Monday, April 5, 2021

Reunited Ravens Genotypes were once individual lineages

 In this article, the species of the holoarctic(common) raven, the Californian raven and the Chihuahuan raven were hypothesized to have been more separated in genotype in the past. Scientists have studied the ravens' mitochondrial DNA, one of the nuclear introns on the Z chromosome, several autosomal introns and genome-wide SNPs and mapped out how much was shared between the species. Combined with the ecological niches of the current day ravens and behaviors, a comparison of the shared genetic material was made between all of the birds.

For the mitochondrial DNA, it showed that the holoarctic and the Californian ravens shared mtDNA but only what is currently in the northwestern US. But the Z nuclear intron did shed a light on the paraphyletic branches of the holoarctic and the Californian ravens.
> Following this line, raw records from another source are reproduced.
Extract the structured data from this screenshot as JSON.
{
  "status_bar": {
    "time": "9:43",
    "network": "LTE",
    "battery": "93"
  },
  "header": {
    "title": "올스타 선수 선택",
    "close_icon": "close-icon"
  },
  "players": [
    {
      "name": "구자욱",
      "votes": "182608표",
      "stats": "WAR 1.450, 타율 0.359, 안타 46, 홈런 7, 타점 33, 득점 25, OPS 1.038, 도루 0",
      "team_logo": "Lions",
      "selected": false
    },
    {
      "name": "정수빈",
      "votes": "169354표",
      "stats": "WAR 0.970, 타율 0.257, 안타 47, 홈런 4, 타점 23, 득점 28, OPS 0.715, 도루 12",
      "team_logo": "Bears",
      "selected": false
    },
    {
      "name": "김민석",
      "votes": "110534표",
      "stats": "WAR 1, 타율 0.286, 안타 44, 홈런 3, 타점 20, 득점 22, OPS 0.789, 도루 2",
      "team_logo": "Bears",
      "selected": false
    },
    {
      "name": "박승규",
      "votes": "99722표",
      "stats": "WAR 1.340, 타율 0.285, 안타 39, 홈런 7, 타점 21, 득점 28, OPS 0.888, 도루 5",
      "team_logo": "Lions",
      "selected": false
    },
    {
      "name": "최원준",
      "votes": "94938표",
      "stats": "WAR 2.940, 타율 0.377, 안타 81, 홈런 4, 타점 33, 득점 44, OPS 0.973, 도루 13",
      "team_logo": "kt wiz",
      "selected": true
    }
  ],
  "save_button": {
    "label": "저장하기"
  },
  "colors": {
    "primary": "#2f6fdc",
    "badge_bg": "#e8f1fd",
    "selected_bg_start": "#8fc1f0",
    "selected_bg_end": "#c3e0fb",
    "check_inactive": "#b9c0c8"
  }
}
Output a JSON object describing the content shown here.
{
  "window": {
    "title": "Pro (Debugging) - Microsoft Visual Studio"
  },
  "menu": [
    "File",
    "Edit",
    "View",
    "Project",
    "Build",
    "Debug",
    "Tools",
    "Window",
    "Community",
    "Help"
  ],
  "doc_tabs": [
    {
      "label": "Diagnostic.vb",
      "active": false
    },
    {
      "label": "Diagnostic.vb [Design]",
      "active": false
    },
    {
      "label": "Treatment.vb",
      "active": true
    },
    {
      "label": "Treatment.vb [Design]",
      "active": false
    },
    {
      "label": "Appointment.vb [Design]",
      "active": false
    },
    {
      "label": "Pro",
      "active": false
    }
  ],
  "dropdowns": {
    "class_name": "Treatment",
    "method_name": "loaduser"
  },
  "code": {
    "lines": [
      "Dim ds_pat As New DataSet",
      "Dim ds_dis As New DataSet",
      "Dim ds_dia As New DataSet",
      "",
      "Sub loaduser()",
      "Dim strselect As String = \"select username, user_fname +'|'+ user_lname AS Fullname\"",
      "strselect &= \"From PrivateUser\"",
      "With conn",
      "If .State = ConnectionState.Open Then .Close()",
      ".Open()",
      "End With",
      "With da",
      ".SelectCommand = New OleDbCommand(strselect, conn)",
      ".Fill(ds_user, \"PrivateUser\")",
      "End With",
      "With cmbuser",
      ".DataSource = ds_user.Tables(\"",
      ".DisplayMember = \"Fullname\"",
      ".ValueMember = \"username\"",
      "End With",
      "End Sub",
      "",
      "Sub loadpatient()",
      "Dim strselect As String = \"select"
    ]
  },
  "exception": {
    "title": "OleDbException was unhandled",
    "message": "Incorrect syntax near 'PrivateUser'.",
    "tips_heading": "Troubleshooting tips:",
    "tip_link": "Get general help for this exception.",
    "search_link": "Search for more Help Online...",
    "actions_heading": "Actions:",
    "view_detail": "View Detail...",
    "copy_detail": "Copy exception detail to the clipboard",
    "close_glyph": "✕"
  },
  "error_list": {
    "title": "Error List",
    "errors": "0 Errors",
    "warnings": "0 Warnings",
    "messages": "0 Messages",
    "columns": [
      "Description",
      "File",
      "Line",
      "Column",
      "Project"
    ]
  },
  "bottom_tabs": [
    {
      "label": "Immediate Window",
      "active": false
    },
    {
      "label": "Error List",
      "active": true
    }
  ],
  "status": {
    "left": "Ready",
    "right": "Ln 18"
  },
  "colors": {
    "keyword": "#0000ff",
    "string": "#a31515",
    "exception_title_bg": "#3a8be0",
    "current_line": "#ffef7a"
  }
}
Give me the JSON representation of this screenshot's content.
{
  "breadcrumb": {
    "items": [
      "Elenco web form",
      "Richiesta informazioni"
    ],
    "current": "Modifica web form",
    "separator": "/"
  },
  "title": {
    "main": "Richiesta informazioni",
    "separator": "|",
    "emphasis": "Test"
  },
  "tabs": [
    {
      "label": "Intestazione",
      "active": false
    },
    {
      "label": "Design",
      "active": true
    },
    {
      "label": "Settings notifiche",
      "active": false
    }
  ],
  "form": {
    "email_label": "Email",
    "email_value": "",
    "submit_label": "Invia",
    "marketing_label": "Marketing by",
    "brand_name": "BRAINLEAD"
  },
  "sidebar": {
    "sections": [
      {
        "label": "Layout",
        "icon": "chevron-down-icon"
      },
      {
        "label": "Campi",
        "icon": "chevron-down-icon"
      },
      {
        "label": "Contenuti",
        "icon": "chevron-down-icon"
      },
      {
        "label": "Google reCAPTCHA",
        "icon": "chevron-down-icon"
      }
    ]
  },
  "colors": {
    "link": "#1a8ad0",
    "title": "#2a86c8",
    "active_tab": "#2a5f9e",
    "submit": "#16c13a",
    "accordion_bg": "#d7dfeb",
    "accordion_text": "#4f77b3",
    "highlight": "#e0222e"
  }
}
The Chihuahuan raven split off earlier to speciate. Taking over a period of a million years, the ravens were once their own species with the holoarctic and the Californian lines converging into a single lineage, and from tens of thousands of years and hybridized.


This also would shed light on how humans came to be. Since speciation reversal is still evident in the Homo sapiens genotype. With bits of Neanderthal and Denosovian DNA in our genotype, there could have been hybridization between differing homind groups and that the parts were swapped over eons of randomized mating.